La seconda criticità attiene alla determinazione della nuova rendita. Il sistema Docfa utilizza tariffe d’estimo stabilite dall’Agenzia per ciascuna zona censuaria. Ma tali tariffe non sempre riflettono l’effettivo incremento di valore determinato da un intervento di riqualificazione energetica. Può succedere che la nuova rendita risulti comunque bassa rispetto al reale valore di mercato, innescando potenzialmente ulteriori controlli futuri.
Infine, c’è il tema della retroattività. I controlli riguardano anche interventi conclusi nel 2020 e 2021, quando il superbonus era nella sua fase iniziale e molti aspetti applicativi erano ancora incerti. La normativa sull’obbligo di variazione catastale esisteva già, certo, ma la consapevolezza diffusa tra i contribuenti era minore. Ora ci si trova a dover regolarizzare situazioni che risalgono a diversi anni fa, con i relativi problemi documentali (reperire i progetti, le asseverazioni, le pratiche edilizie).

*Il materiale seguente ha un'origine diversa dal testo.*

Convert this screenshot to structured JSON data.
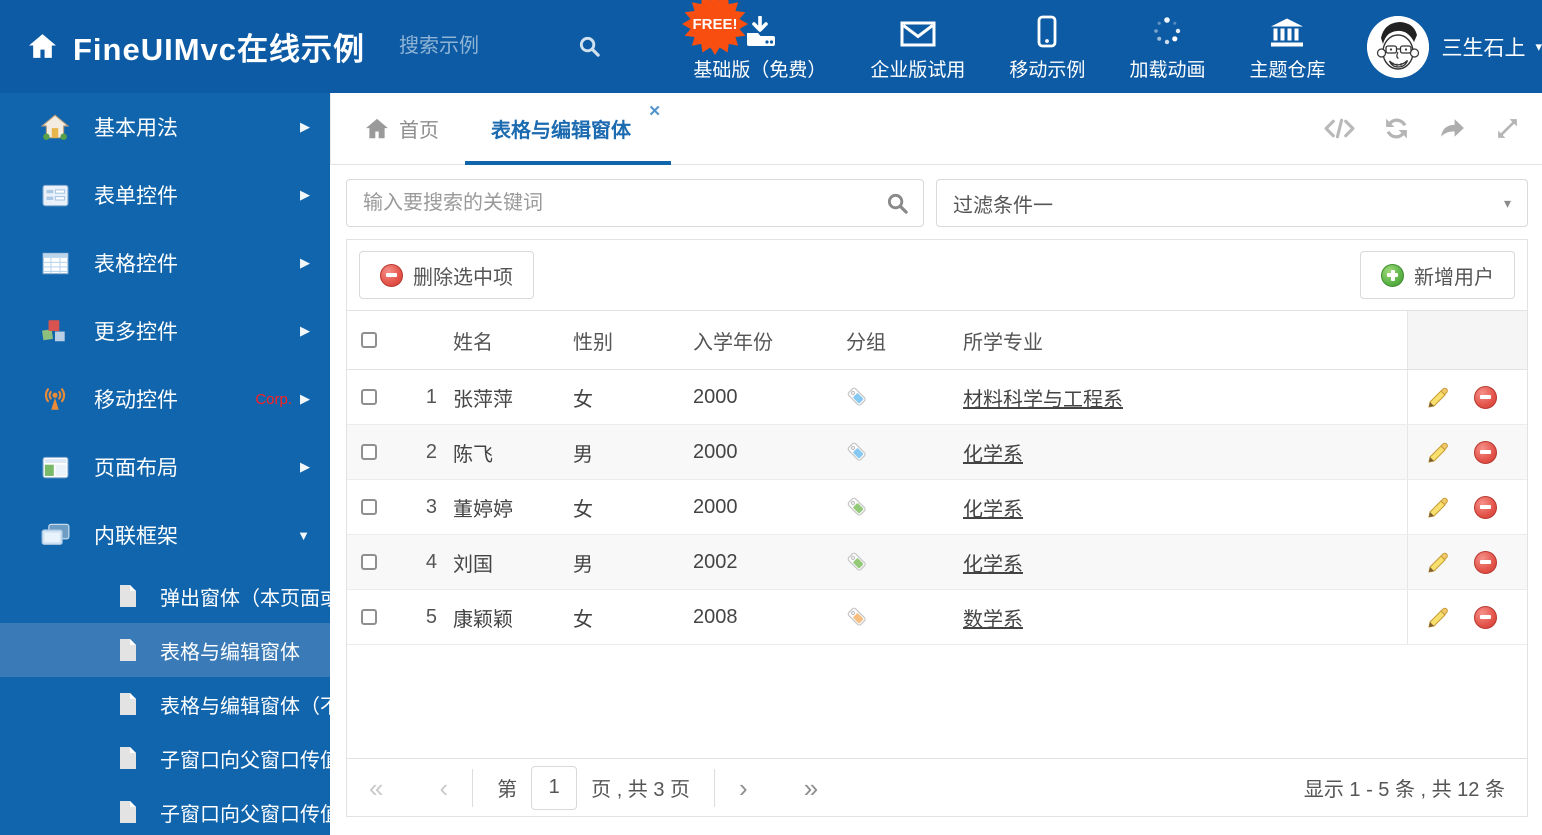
{
  "header": {
    "logo_title": "FineUIMvc在线示例",
    "search_placeholder": "搜索示例",
    "free_badge": "FREE!",
    "nav": [
      {
        "label": "基础版（免费）",
        "icon": "download-icon"
      },
      {
        "label": "企业版试用",
        "icon": "envelope-icon"
      },
      {
        "label": "移动示例",
        "icon": "mobile-icon"
      },
      {
        "label": "加载动画",
        "icon": "spinner-icon"
      },
      {
        "label": "主题仓库",
        "icon": "bank-icon"
      }
    ],
    "username": "三生石上"
  },
  "sidebar": {
    "items": [
      {
        "label": "基本用法",
        "icon": "home-colored-icon"
      },
      {
        "label": "表单控件",
        "icon": "form-icon"
      },
      {
        "label": "表格控件",
        "icon": "table-icon"
      },
      {
        "label": "更多控件",
        "icon": "cubes-icon"
      },
      {
        "label": "移动控件",
        "icon": "antenna-icon",
        "badge": "Corp."
      },
      {
        "label": "页面布局",
        "icon": "layout-icon"
      },
      {
        "label": "内联框架",
        "icon": "frames-icon",
        "expanded": true
      }
    ],
    "subitems": [
      {
        "label": "弹出窗体（本页面或..."
      },
      {
        "label": "表格与编辑窗体",
        "selected": true
      },
      {
        "label": "表格与编辑窗体（不..."
      },
      {
        "label": "子窗口向父窗口传值"
      },
      {
        "label": "子窗口向父窗口传值..."
      }
    ]
  },
  "tabs": [
    {
      "label": "首页",
      "icon": "home-gray-icon"
    },
    {
      "label": "表格与编辑窗体",
      "active": true
    }
  ],
  "tab_action_icons": [
    "code-icon",
    "refresh-icon",
    "share-icon",
    "fullscreen-icon"
  ],
  "content": {
    "keyword_placeholder": "输入要搜索的关键词",
    "filter_selected": "过滤条件一",
    "delete_button_label": "删除选中项",
    "add_button_label": "新增用户",
    "table": {
      "columns": [
        "姓名",
        "性别",
        "入学年份",
        "分组",
        "所学专业"
      ],
      "tag_colors": {
        "blue": "#85c8f2",
        "green": "#93c979",
        "orange": "#f7bd7f"
      },
      "rows": [
        {
          "index": "1",
          "name": "张萍萍",
          "gender": "女",
          "year": "2000",
          "tag": "blue",
          "major": "材料科学与工程系"
        },
        {
          "index": "2",
          "name": "陈飞",
          "gender": "男",
          "year": "2000",
          "tag": "blue",
          "major": "化学系"
        },
        {
          "index": "3",
          "name": "董婷婷",
          "gender": "女",
          "year": "2000",
          "tag": "green",
          "major": "化学系"
        },
        {
          "index": "4",
          "name": "刘国",
          "gender": "男",
          "year": "2002",
          "tag": "green",
          "major": "化学系"
        },
        {
          "index": "5",
          "name": "康颖颖",
          "gender": "女",
          "year": "2008",
          "tag": "orange",
          "major": "数学系"
        }
      ]
    },
    "pagination": {
      "first": "«",
      "prev": "‹",
      "next": "›",
      "last": "»",
      "page_prefix": "第",
      "page_value": "1",
      "page_suffix": "页 , 共 3 页",
      "summary": "显示 1 - 5 条 , 共 12 条"
    }
  },
  "colors": {
    "topbar": "#0d5ba4",
    "sidebar": "#1165ac",
    "sidebar_selected": "#3a7ab6",
    "tab_active": "#1c6bb0",
    "free_badge": "#f84e10",
    "delete_red": "#e3544a",
    "add_green": "#5cb348"
  }
}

Il ruolo dei professionisti nella gestione delle comunicazioni
I commercialisti, i consulenti fiscali, i geometri e gli ingegneri stanno diventando figure centrali nella gestione di questa seconda fase dei controlli. Il contribuente che riceve la lettera, spesso, non ha le competenze per valutare autonomamente se sussiste l’obbligo di aggiornamento catastale.
Serve un approccio multidisciplinare. Il tecnico deve verificare gli aspetti edilizi e catastali, il commercialista deve valutare le implicazioni fiscali e le possibilità di ravvedimento. In alcuni casi può essere opportuno coinvolgere anche un legale, soprattutto quando si intende contestare la pretesa dell’Agenzia fornendo perizie tecniche particolarmente complesse.
I professionisti segnalano anche un problema di coordinamento temporale. La lettera arriva al contribuente, che si rivolge al commercialista, il quale a sua volta deve contattare un tecnico per la valutazione catastale. I 30 giorni per rispondere possono non essere sufficienti, specialmente se il tecnico deve effettuare sopralluoghi o reperire documentazione presso gli archivi comunali.
In questi casi è possibile chiedere una proroga, motivandola adeguatamente. L’Agenzia, nella maggior parte dei casi, concede tempi aggiuntivi se la richiesta è ragionevole e documentata. L’importante è attivarsi tempestivamente e non attendere l’ultimo momento.